With salting enabled (as of OpenTSDB 2.2) the first byte (or bytes) are a hashed salt ID to better distribute data across multiple regions and/or region servers.
The timestamp is a Unix epoch value in seconds encoded on 4 bytes. Rows are broken up into hour increments, reflected by the timestamp in each row. Thus each timestamp will be normalized to an hour value, e.g. 2013-01-01 08:00:00. This is to avoid stuffing too many data points in a single row as that would affect region distribution. Also, since HBase sorts on the row key, data for the same metric and time bucket, but with different tags, will be grouped together for efficient queries.
Some example unsalted row keys, represented as hex are:
00000150E22700000001000001 00000150E22700000001000001000002000004 00000150E22700000001000002 00000150E22700000001000003 00000150E23510000001000001 00000150E23510000001000001000002000004 00000150E23510000001000002 00000150E23510000001000003 00000150E24320000001000001 00000150E24320000001000001000002000004 00000150E24320000001000002 00000150E24320000001000003
00000150E22700000001000001 '----''------''----''----' metric time tagk tagv
This represents a single metric but four time series across three hours. Note how there is one time series with two sets of tags:
00000150E22700000001000001000002000004 '----''------''----''----''----''----' metric time tagk tagv tagk tagv
Tag names (tagk) are sorted alphabetically before storage, so the "host" tag will always appear first in the row key/TSUID ahead of "owner".
Data Point Columns
By far the most common column are data points. These are the actual values recorded when data is sent to the TSD for storage.

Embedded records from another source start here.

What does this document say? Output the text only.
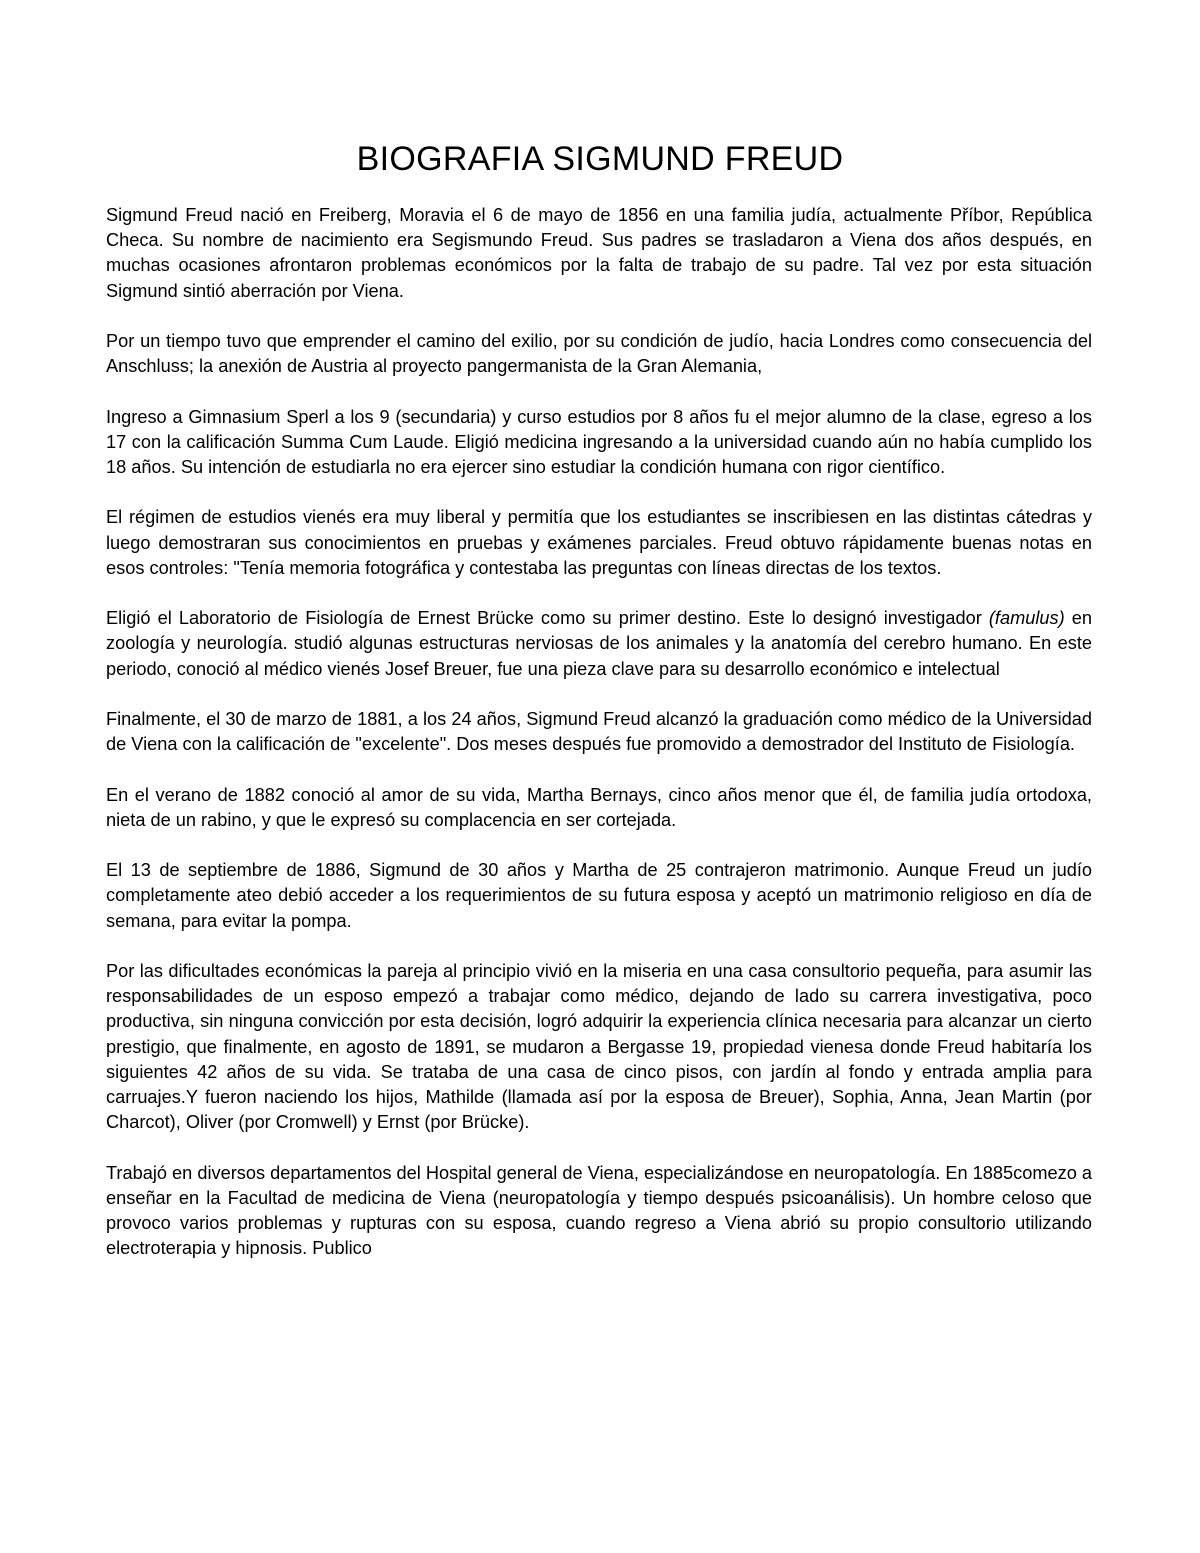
BIOGRAFIA SIGMUND FREUD

Sigmund Freud nació en Freiberg, Moravia el 6 de mayo de 1856 en una familia judía, actualmente Příbor, República Checa. Su nombre de nacimiento era Segismundo Freud. Sus padres se trasladaron a Viena dos años después, en muchas ocasiones afrontaron problemas económicos por la falta de trabajo de su padre. Tal vez por esta situación Sigmund sintió aberración por Viena.

Por un tiempo tuvo que emprender el camino del exilio, por su condición de judío, hacia Londres como consecuencia del Anschluss; la anexión de Austria al proyecto pangermanista de la Gran Alemania,

Ingreso a Gimnasium Sperl a los 9 (secundaria) y curso estudios por 8 años fu el mejor alumno de la clase, egreso a los 17 con la calificación Summa Cum Laude. Eligió medicina ingresando a la universidad cuando aún no había cumplido los 18 años. Su intención de estudiarla no era ejercer sino estudiar la condición humana con rigor científico.

El régimen de estudios vienés era muy liberal y permitía que los estudiantes se inscribiesen en las distintas cátedras y luego demostraran sus conocimientos en pruebas y exámenes parciales. Freud obtuvo rápidamente buenas notas en esos controles: "Tenía memoria fotográfica y contestaba las preguntas con líneas directas de los textos.

Eligió el Laboratorio de Fisiología de Ernest Brücke como su primer destino. Este lo designó investigador (famulus) en zoología y neurología. studió algunas estructuras nerviosas de los animales y la anatomía del cerebro humano. En este periodo, conoció al médico vienés Josef Breuer, fue una pieza clave para su desarrollo económico e intelectual

Finalmente, el 30 de marzo de 1881, a los 24 años, Sigmund Freud alcanzó la graduación como médico de la Universidad de Viena con la calificación de "excelente". Dos meses después fue promovido a demostrador del Instituto de Fisiología.

En el verano de 1882 conoció al amor de su vida, Martha Bernays, cinco años menor que él, de familia judía ortodoxa, nieta de un rabino, y que le expresó su complacencia en ser cortejada.

El 13 de septiembre de 1886, Sigmund de 30 años y Martha de 25 contrajeron matrimonio. Aunque Freud un judío completamente ateo debió acceder a los requerimientos de su futura esposa y aceptó un matrimonio religioso en día de semana, para evitar la pompa.

Por las dificultades económicas la pareja al principio vivió en la miseria en una casa consultorio pequeña, para asumir las responsabilidades de un esposo empezó a trabajar como médico, dejando de lado su carrera investigativa, poco productiva, sin ninguna convicción por esta decisión, logró adquirir la experiencia clínica necesaria para alcanzar un cierto prestigio, que finalmente, en agosto de 1891, se mudaron a Bergasse 19, propiedad vienesa donde Freud habitaría los siguientes 42 años de su vida. Se trataba de una casa de cinco pisos, con jardín al fondo y entrada amplia para carruajes.Y fueron naciendo los hijos, Mathilde (llamada así por la esposa de Breuer), Sophia, Anna, Jean Martin (por Charcot), Oliver (por Cromwell) y Ernst (por Brücke).

Trabajó en diversos departamentos del Hospital general de Viena, especializándose en neuropatología. En 1885comezo a enseñar en la Facultad de medicina de Viena (neuropatología y tiempo después psicoanálisis). Un hombre celoso que provoco varios problemas y rupturas con su esposa, cuando regreso a Viena abrió su propio consultorio utilizando electroterapia y hipnosis. Publico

Column Qualifiers - The qualifier is comprised of 2 or 4 bytes that encode an offset from the row's base time and flags to determine if the value is an integer or a decimal value. Qualifiers encode an offset from the row base time as well as the format and length of the data stored.

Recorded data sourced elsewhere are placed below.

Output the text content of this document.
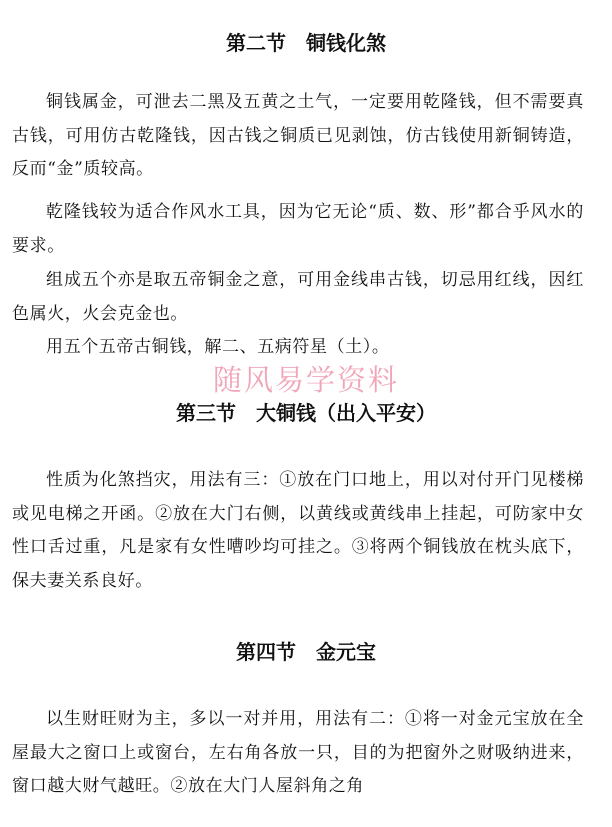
第二节　铜钱化煞

铜钱属金，可泄去二黑及五黄之土气，一定要用乾隆钱，但不需要真古钱，可用仿古乾隆钱，因古钱之铜质已见剥蚀，仿古钱使用新铜铸造，反而“金”质较高。

乾隆钱较为适合作风水工具，因为它无论“质、数、形”都合乎风水的要求。

组成五个亦是取五帝铜金之意，可用金线串古钱，切忌用红线，因红色属火，火会克金也。

用五个五帝古铜钱，解二、五病符星（土）。

随风易学资料
第三节　大铜钱（出入平安）

性质为化煞挡灾，用法有三：①放在门口地上，用以对付开门见楼梯或见电梯之开函。②放在大门右侧，以黄线或黄线串上挂起，可防家中女性口舌过重，凡是家有女性嘈吵均可挂之。③将两个铜钱放在枕头底下，保夫妻关系良好。

第四节　金元宝

以生财旺财为主，多以一对并用，用法有二：①将一对金元宝放在全屋最大之窗口上或窗台，左右角各放一只，目的为把窗外之财吸纳进来，窗口越大财气越旺。②放在大门人屋斜角之角
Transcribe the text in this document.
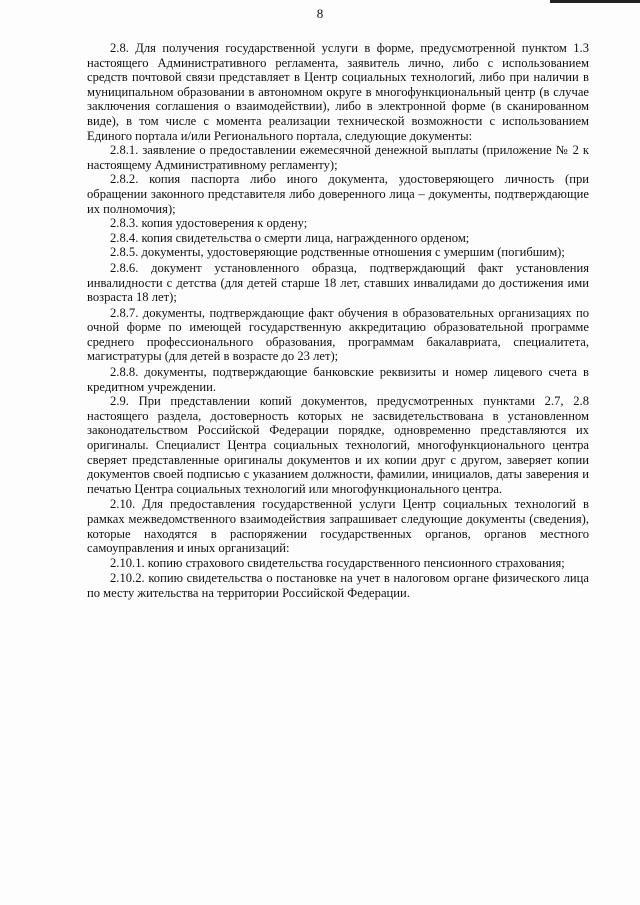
8

2.8. Для получения государственной услуги в форме, предусмотренной пунктом 1.3 настоящего Административного регламента, заявитель лично, либо с использованием средств почтовой связи представляет в Центр социальных технологий, либо при наличии в муниципальном образовании в автономном округе в многофункциональный центр (в случае заключения соглашения о взаимодействии), либо в электронной форме (в сканированном виде), в том числе с момента реализации технической возможности с использованием Единого портала и/или Регионального портала, следующие документы:

2.8.1. заявление о предоставлении ежемесячной денежной выплаты (приложение № 2 к настоящему Административному регламенту);

2.8.2. копия паспорта либо иного документа, удостоверяющего личность (при обращении законного представителя либо доверенного лица – документы, подтверждающие их полномочия);

2.8.3. копия удостоверения к ордену;

2.8.4. копия свидетельства о смерти лица, награжденного орденом;

2.8.5. документы, удостоверяющие родственные отношения с умершим (погибшим);

2.8.6. документ установленного образца, подтверждающий факт установления инвалидности с детства (для детей старше 18 лет, ставших инвалидами до достижения ими возраста 18 лет);

2.8.7. документы, подтверждающие факт обучения в образовательных организациях по очной форме по имеющей государственную аккредитацию образовательной программе среднего профессионального образования, программам бакалавриата, специалитета, магистратуры (для детей в возрасте до 23 лет);

2.8.8. документы, подтверждающие банковские реквизиты и номер лицевого счета в кредитном учреждении.

2.9. При представлении копий документов, предусмотренных пунктами 2.7, 2.8 настоящего раздела, достоверность которых не засвидетельствована в установленном законодательством Российской Федерации порядке, одновременно представляются их оригиналы. Специалист Центра социальных технологий, многофункционального центра сверяет представленные оригиналы документов и их копии друг с другом, заверяет копии документов своей подписью с указанием должности, фамилии, инициалов, даты заверения и печатью Центра социальных технологий или многофункционального центра.

2.10. Для предоставления государственной услуги Центр социальных технологий в рамках межведомственного взаимодействия запрашивает следующие документы (сведения), которые находятся в распоряжении государственных органов, органов местного самоуправления и иных организаций:

2.10.1. копию страхового свидетельства государственного пенсионного страхования;

2.10.2. копию свидетельства о постановке на учет в налоговом органе физического лица по месту жительства на территории Российской Федерации.
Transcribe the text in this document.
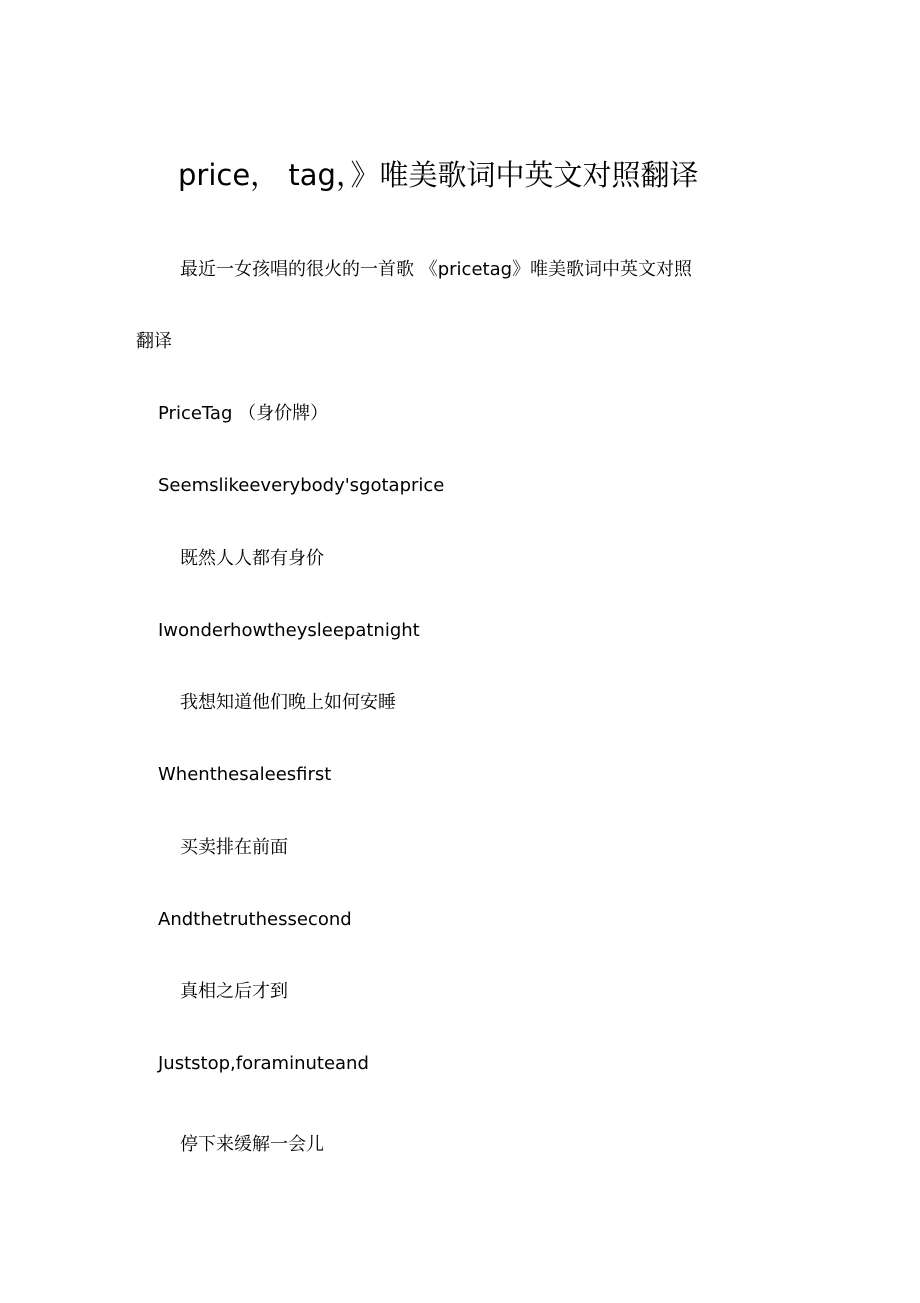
price， tag，》唯美歌词中英文对照翻译

最近一女孩唱的很火的一首歌 《pricetag》唯美歌词中英文对照

翻译

PriceTag （身价牌）

Seemslikeeverybody'sgotaprice

既然人人都有身价

Iwonderhowtheysleepatnight

我想知道他们晚上如何安睡

Whenthesaleesfirst

买卖排在前面

Andthetruthessecond

真相之后才到

Juststop,foraminuteand

停下来缓解一会儿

Columns with 2 byte qualifiers have an offset in seconds. The first 12 bits of the qualifier represent an integer that is a delta from the timestamp in the row key. For example, if the row key is normalized to
1292148000 and a data point comes in for
1292148123, the recorded delta will be
123. The last 4 bits are format flags
Columns with 4 byte qualifiers have an offset in milliseconds. The first 4 bits of the qualifier will always be set to
F in hex. The next 22 bits encode the offset in milliseconds as an unsigned integer. The next 2 bits are reserved and the final 4 bits are format flags.
The last 4 bits of either column type describe the data stored. The first bit is a flag that indicates whether or not the value is an integer or floating point. A value of 0 indicates an integer, 1 indicates a float. The last 3 bits indicate the length of the data, offset by 1. A value of
000 indicates a 1 byte value while
010 indicates a 2 byte value. The length must reflect a value of 1, 2, 4 or 8. Anything else indicates an error.

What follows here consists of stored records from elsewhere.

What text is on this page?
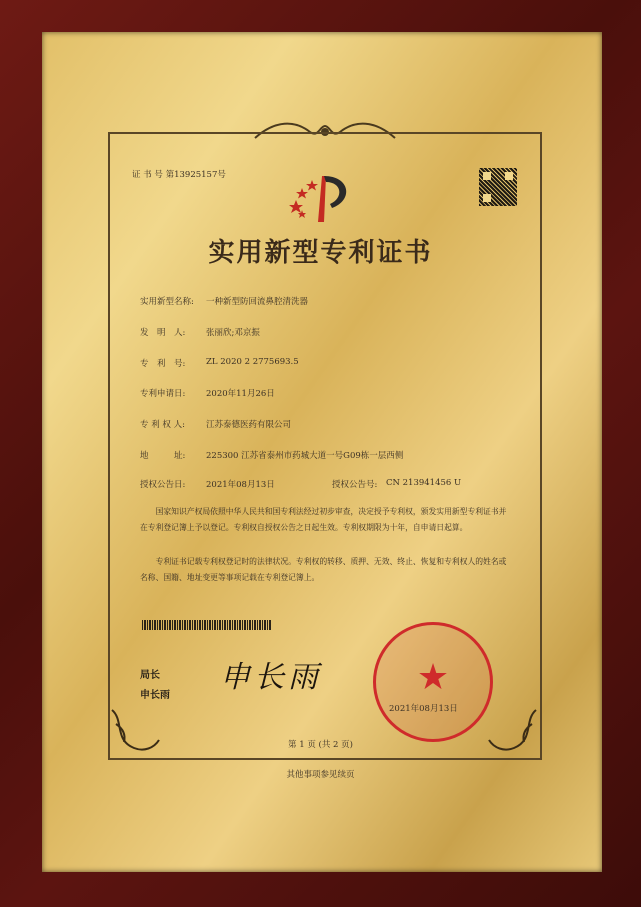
证 书 号 第13925157号
实用新型专利证书
实用新型名称: 一种新型防回流鼻腔清洗器
发　明　人: 张丽欣;邓京振
专　利　号: ZL 2020 2 2775693.5
专利申请日: 2020年11月26日
专 利 权 人: 江苏泰德医药有限公司
地　　　址: 225300 江苏省泰州市药城大道一号G09栋一层西侧
授权公告日: 2021年08月13日	授权公告号: CN 213941456 U
国家知识产权局依照中华人民共和国专利法经过初步审查，决定授予专利权，颁发实用新型专利证书并在专利登记簿上予以登记。专利权自授权公告之日起生效。专利权期限为十年，自申请日起算。
专利证书记载专利权登记时的法律状况。专利权的转移、质押、无效、终止、恢复和专利权人的姓名或名称、国籍、地址变更等事项记载在专利登记簿上。
局长
申长雨
申长雨	★
2021年08月13日
第 1 页 (共 2 页)
其他事项参见续页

0100 means the column value is an 8 byte, signed integer.
1011 indicates the column value is a 4 byte floating point value So the qualifier for the data point at
1292148123 with an integer value of 4294967296 would have a qualifier of
07B4 in hex.
Column Values - 1 to 8 bytes encoded as indicated by the qualifier flag.
If compactions have been enabled for a TSD, a row may be compacted after it's base hour has passed or a query has run over the row. Compacted columns simply squash all of the data points together to reduce the amount of overhead consumed by disparate data points. Data is initially written to individual columns for speed, then compacted later for storage efficiency. Once a row is compacted, the individual data points are deleted. Data may be written back to the row and compacted again later.
The OpenTSDB compaction process is entirely separate in scope and definition than the HBase idea of compactions.
Column Qualifiers - The qualifier for a compacted column will always be an even number of bytes and is simply a concatenation of the qualifiers for every data point that was in the row. Since we know each data point qualifier is 2 bytes, it's simple to split this up. A qualifier in hex with 2 data points may look like
Column Values - The value is also a concatenation of all of the individual data points. The qualifier is split first and the flags for each data point determine if the parser consumes 4 or 8 bytes
Annotations or Other Objects
A row may store notes about the timeseries inline with the datapoints. Objects differ from data points by having an odd number of bytes in the qualifier.
Column Qualifiers - The qualifier is on 3 or 5 bytes with the first byte an ID that denotes the column as a qualifier. The first byte will always have a hex value of
0x01 for annotations (future object types will have a different prefix). The remaining bytes encode the timestamp delta from the row base time in a manner similar to a data point, though without the flags. If the qualifier is 3 bytes in length, the offset is in seconds. If the qualifier is 5 bytes in length, the offset is in milliseconds. Thus if we record an annotation at
1292148123, the delta will be
123 and the qualifier, in hex, will be
Column Values - Annotation values are UTF-8 encoded JSON objects. Do not modify this value directly. The order of the fields is important, affecting CAS calls.
Append Data Points
OpenTSDB 2.2 introduced the idea of writing numeric data points to OpenTSDB using the
append method instead of the normal
put method. This saves space in HBase by writing all data for a row in a single column, enabling the benefits of TSD compactions while avoiding problems with reading massive amounts of data back into TSDs and re-writing them to HBase. The drawback is that the schema is incompatible with regular data points and requires greater CPU usage on HBase region servers as they perform a read, modify, write operation for each value.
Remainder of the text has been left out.